New Stolpersteine memorials honor Catalan victims of fascist persecution
Plaques to those sent to concentration camps for ideological reasons laid outside former homes
The town of Vilafranca del Penedés now has a new set of memorials to one of the darkest chapters in human history and its impact on Catalan people.
Stolpersteine stones, which literally translates to "stumbling stones," is part of a worldwide project paying tribute to the victims of Nazi persecution.
Throughout autumn, 101 such new plaques will be placed across Catalonia, being added to the 184 in the country already. They honor the memory of Catalans who were sent to concentration camps.
An institutional act in September paid homage to Josep Cerrillo, who was taken from his home in 1941 and sent to the Mauthausen concentration camp. Although he survived, over 1,000 Catalans died in such camps.
Not only Jewish people were persecuted in such camps, as in Catalonia, Republicans and those who fought against fascist regimes were also persecuted in similar ways.
Each of the stones is made up of a 10cm x 10cm concrete block topped by a brass plaque, with hand-made inscriptions usually including the name of the person, their date of birth, the camp they were deported to, and their fate there.
Countless people lost their lives in World War 2 and this project aims to remove the anonymity of the victims by giving them their own personalized memorial, placed in front of the last home the person resided in freely whenever possible.
Democratic Memorial is the Catalan government institution in charge of honoring the memory of those who suffered repression, mainly focusing on Francoism, and they are leading the Catalonia Stolpersteine project. The group predominantly works on projects related to those who suffered repression for ideological reasons between 1931-1980.

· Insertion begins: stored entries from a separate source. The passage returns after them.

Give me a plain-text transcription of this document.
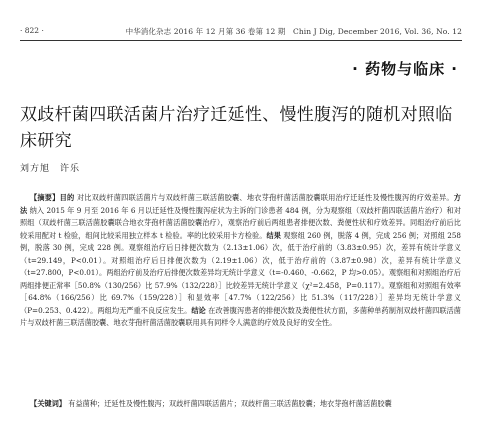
· 822 ·	中华消化杂志 2016 年 12 月第 36 卷第 12 期　Chin J Dig, December 2016, Vol. 36, No. 12
· 药物与临床 ·
双歧杆菌四联活菌片治疗迁延性、慢性腹泻的随机对照临床研究
刘方旭　许乐

【摘要】目的 对比双歧杆菌四联活菌片与双歧杆菌三联活菌胶囊、地衣芽孢杆菌活菌胶囊联用治疗迁延性及慢性腹泻的疗效差异。方法 纳入 2015 年 9 月至 2016 年 6 月以迁延性及慢性腹泻症状为主诉的门诊患者 484 例，分为观察组（双歧杆菌四联活菌片治疗）和对照组（双歧杆菌三联活菌胶囊联合地衣芽孢杆菌活菌胶囊治疗），观察治疗前后两组患者排便次数、粪便性状和疗效差异。同组治疗前后比较采用配对 t 检验，组间比较采用独立样本 t 检验。率的比较采用卡方检验。结果 观察组 260 例，脱落 4 例，完成 256 例；对照组 258 例，脱落 30 例，完成 228 例。观察组治疗后日排便次数为（2.13±1.06）次，低于治疗前的（3.83±0.95）次，差异有统计学意义（t=29.149，P<0.01）。对照组治疗后日排便次数为（2.19±1.06）次，低于治疗前的（3.87±0.98）次，差异有统计学意义（t=27.800，P<0.01）。两组治疗前及治疗后排便次数差异均无统计学意义（t=-0.460、-0.662，P 均>0.05）。观察组和对照组治疗后两组排便正常率［50.8%（130/256）比 57.9%（132/228）］比较差异无统计学意义（χ²=2.458，P=0.117）。观察组和对照组有效率［64.8%（166/256）比 69.7%（159/228）］和显效率［47.7%（122/256）比 51.3%（117/228）］差异均无统计学意义（P=0.253、0.422）。两组均无严重不良反应发生。结论 在改善腹泻患者的排便次数及粪便性状方面，多菌种单药制剂双歧杆菌四联活菌片与双歧杆菌三联活菌胶囊、地衣芽孢杆菌活菌胶囊联用具有同样令人满意的疗效及良好的安全性。

【关键词】 有益菌种；迁延性及慢性腹泻；双歧杆菌四联活菌片；双歧杆菌三联活菌胶囊；地衣芽孢杆菌活菌胶囊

Across the world, there are already some 75,000 of the stones in over 20 countries.
Josep Cerrillo's survival and life after Mauthausen
The niece of Josep Cerrillo, Teresa Puig, was present at the institutional act where his stone was laid.
She told Catalan News that her uncle had always spoken about joining the French Resistance to fight in World War 2, and believed that as Spain was not at war with Germany at the time, that he would be safe. However, one day in 1941, "the Germans arrived and ambushed them and captured" various people, Puig explained.
Cerrillo would spend around four and a half years at the Mauthausen concentration camp, and survived "because he was a good bricklayer and they made him work."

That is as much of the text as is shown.